There is no need to review the incidents of that melancholy love-making in detail. They are well known. It was at Commercy that the treachery was detected, and that those half-comical, half pathetic scenes described by Longchamp occurred--Voltaire, mad with a sense of the injury endured, firing up, abjuring Emilie, almost accepting Saint Lambert's challenge to fight, ordering his valet, Longchamp, to bespeak a coach and horses at once, that very night, for Paris. Longchamp knew too well who was master. Instead of rushing to the posting-house, he went quietly to Emilie, who directed him to let post-master, horses, and coach alone, and report that there were none to be had. Her cynically frank explanation, next morning, in Voltaire's own room put matters straight and Saint Lambert was not only pardoned but asked pardon of by Voltaire and admitted as a friend to both parties. Later came the ludicrous trick played off upon the Marquis at Cirey. Last of all, there was the sad ending at Lunéville.

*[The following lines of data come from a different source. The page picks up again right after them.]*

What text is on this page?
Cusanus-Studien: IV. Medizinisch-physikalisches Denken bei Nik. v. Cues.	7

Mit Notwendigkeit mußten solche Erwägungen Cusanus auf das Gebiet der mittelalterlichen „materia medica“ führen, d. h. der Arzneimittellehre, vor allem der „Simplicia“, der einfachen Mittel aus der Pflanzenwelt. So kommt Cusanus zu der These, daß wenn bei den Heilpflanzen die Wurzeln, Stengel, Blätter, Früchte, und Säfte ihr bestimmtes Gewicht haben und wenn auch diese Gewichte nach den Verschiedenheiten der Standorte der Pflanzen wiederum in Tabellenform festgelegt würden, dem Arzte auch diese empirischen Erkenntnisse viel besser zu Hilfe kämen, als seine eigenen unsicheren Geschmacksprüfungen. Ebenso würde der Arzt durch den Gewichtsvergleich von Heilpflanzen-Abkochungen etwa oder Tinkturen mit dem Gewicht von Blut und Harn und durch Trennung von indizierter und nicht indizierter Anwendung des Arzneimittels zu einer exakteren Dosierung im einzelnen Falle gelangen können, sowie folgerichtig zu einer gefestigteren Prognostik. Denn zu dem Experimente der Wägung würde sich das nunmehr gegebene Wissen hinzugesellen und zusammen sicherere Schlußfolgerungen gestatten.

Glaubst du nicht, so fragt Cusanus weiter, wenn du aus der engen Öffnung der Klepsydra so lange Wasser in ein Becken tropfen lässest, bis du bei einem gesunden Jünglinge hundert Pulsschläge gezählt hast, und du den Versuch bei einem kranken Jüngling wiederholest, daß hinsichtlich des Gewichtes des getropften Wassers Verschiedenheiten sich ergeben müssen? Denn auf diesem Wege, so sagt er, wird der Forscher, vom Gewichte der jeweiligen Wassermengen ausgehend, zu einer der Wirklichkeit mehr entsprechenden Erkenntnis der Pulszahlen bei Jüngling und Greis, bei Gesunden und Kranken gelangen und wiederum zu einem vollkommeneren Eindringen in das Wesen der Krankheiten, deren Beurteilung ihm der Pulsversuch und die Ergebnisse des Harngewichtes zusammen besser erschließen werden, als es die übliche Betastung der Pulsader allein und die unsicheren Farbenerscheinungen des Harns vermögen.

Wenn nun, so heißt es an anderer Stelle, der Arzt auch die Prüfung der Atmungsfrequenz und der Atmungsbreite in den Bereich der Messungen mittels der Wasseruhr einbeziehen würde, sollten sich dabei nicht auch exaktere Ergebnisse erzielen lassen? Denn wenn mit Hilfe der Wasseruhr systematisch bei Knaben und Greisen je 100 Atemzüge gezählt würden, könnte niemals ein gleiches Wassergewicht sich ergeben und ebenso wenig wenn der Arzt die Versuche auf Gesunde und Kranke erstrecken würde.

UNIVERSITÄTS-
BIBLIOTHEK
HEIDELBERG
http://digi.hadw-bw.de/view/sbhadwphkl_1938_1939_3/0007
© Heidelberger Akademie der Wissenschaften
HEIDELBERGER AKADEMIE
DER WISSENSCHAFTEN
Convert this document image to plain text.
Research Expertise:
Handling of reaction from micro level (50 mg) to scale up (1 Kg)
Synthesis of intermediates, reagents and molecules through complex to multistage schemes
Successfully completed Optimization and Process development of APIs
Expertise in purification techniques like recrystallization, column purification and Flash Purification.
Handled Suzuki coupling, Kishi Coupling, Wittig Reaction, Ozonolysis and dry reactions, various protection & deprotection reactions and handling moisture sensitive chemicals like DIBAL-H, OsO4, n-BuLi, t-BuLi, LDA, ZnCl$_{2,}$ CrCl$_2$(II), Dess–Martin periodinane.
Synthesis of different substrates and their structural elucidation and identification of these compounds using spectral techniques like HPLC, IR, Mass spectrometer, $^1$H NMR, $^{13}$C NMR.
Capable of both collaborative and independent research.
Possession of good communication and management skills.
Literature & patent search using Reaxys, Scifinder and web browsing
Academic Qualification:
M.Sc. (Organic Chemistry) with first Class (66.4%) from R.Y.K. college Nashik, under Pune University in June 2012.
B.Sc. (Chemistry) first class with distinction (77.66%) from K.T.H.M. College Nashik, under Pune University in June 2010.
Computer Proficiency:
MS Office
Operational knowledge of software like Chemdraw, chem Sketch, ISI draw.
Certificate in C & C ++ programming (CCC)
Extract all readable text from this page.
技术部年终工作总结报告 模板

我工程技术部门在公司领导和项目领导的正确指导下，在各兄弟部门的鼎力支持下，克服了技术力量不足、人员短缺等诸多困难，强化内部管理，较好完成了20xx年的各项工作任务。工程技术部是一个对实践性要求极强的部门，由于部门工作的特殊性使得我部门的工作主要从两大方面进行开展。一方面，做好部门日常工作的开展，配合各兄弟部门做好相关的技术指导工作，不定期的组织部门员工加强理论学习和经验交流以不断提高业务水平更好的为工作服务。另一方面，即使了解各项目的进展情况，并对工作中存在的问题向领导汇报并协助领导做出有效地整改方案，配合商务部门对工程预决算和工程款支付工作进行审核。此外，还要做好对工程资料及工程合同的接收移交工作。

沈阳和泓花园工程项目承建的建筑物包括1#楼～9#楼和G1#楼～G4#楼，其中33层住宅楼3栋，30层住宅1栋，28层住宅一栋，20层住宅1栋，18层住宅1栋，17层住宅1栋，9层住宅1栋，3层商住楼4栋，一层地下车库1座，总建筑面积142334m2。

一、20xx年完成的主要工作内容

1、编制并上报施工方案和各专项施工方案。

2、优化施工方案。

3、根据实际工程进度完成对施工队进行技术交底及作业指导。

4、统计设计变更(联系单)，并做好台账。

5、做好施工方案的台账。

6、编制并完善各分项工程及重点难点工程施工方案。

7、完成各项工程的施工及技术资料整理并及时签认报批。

Madame du Châtelet had a short time before met Stanislas at the Trianon, and had begged him for the use, for the time of her confinement, of "le petit appartement de la reine" in the ducal palace, a handsome set of apartments on the ground-floor, looking out on one side on the Cour d'Honneur, on the other on the private gardens reserved for the Court--apartments which were magnificently furnished, but were prized by the petitioner chiefly for their comfort, and for their nearness to those other rooms, on the first floor (which command a splendid view across the Bosquet, bounded in the distance by the gorgeous façade of Chanteheux), in which Voltaire was to be lodged. Those rooms in the first story are now appropriated as a granary. Madame du Châtelet's apartments serve as quarters for the divisional General. King Stanislas, kind-hearted as ever, gladly acceded to the petition, and entered into all the arrangements with particular personal interest, as if they had concerned some near relative of his. Under his own and Madame de Bouffler's attentive care (to say nothing of Voltaire and Mademoiselle du Thil), we know how admirably Emilie was looked after, how satisfactorily at first all seemed to proceed--her _Newton_ was finished just in the nick of time--till that fatal glass of iced _orgeat_ suddenly turned happiness into grief, and made the palace a house of mourning.